Tying a comic into a movie franchise forces a lot of restrictions upon the writer, and even more so when the storyline has a predetermined beginning and ending by way of being sandwiched between two specific films. “Dawn of the Planet of the Apes” #1 is such a comic, taking place between this year’s film of the same name and its 2011 predecessor, “Rise of the Planet of the Apes.” Writer Michael Moreci manages to kick off a decent story within these parameters, though, taking place two years after the earlier film but introducing Malcolm, Jason Clarke’s central character in the later one. The skills of artist Dan McDaid also fit in well, by giving the issue a desolate and gritty look that matches the neo-apocalyptic feel of the film.
Knowing his story is just one of the dots connecting two other existing ones, Moreci plays it safe and doesn’t go for any kind of wild surprise that might not come across as consistent with what’s already been established. It stands to reason that Malcolm would have had a wife, for instance, so Moreci makes it so. Her absence from the last movie makes it clear that something must have befallen her, so Moreci begins to address that, as well. And there are few likely scenarios that could befall humans in this era of the ape-verse, so he picks one of them to use here.
While there is an element of predictability, Moreci still makes a moderately engaging story out of it, largely by telling two parallel narratives with similar themes; one with Malcolm, and the other of course with Caesar. Malcolm is desperate to find a way to do more than just survive in this new world, while Caesar struggles with his place, and that of the other apes, in this very same world. While Malcolm’s forward-thinking ways cause conflict with his wife, while Caesar is responsible for an entire populace, some of whom feel his own approach is too conservative. It’s an interesting dichotomy presented by Moreci, despite many of the elements contained within being similar to those in the film.

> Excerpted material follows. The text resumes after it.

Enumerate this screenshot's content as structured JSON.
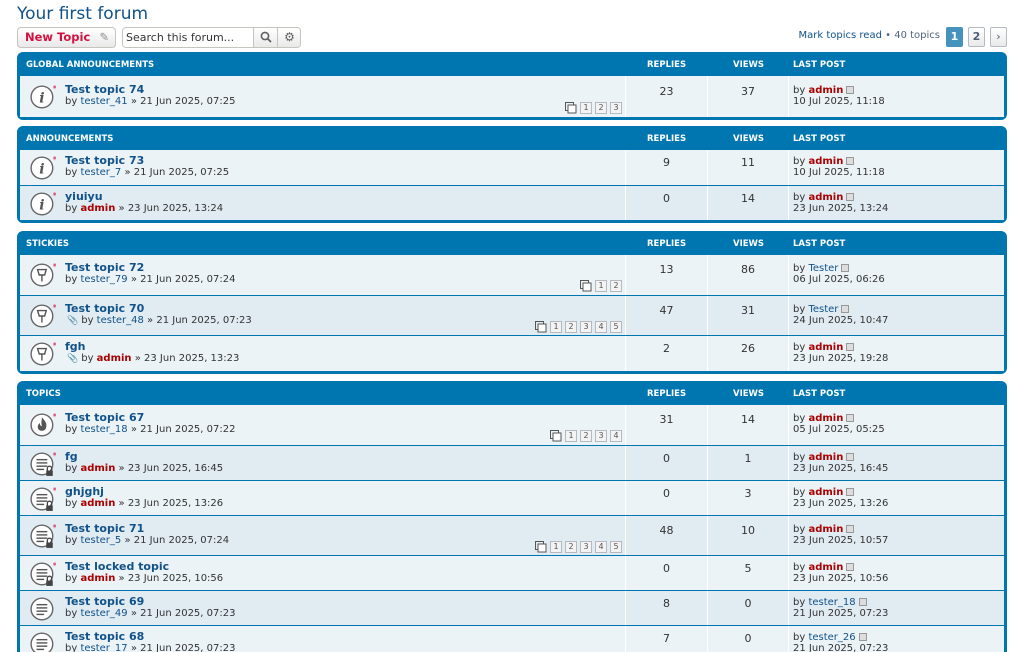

McDaid evokes a look for Malcolm that is similar to Jason Clarke’s portrayal in the movies, with a few deftly placed strokes rather than any kind of attempt at photorealism. He takes a similar approach with the simian characters, although many of them are given much larger eyes which add a sort of unwelcome cartoonish element. McDaid heavily shades many of the figures and nearby surroundings, giving the overall environment an appropriately dark and foreboding feel, aided by Jason Wordie’s subdued colors.
“Dawn of the Planet of the Apes” #1 is a plenty adequate start for this six-issue series that begins to fill the gap between the last two movies. It’s not an essential bridge to cross, but it’s a journey worthwhile starting for fans of the films.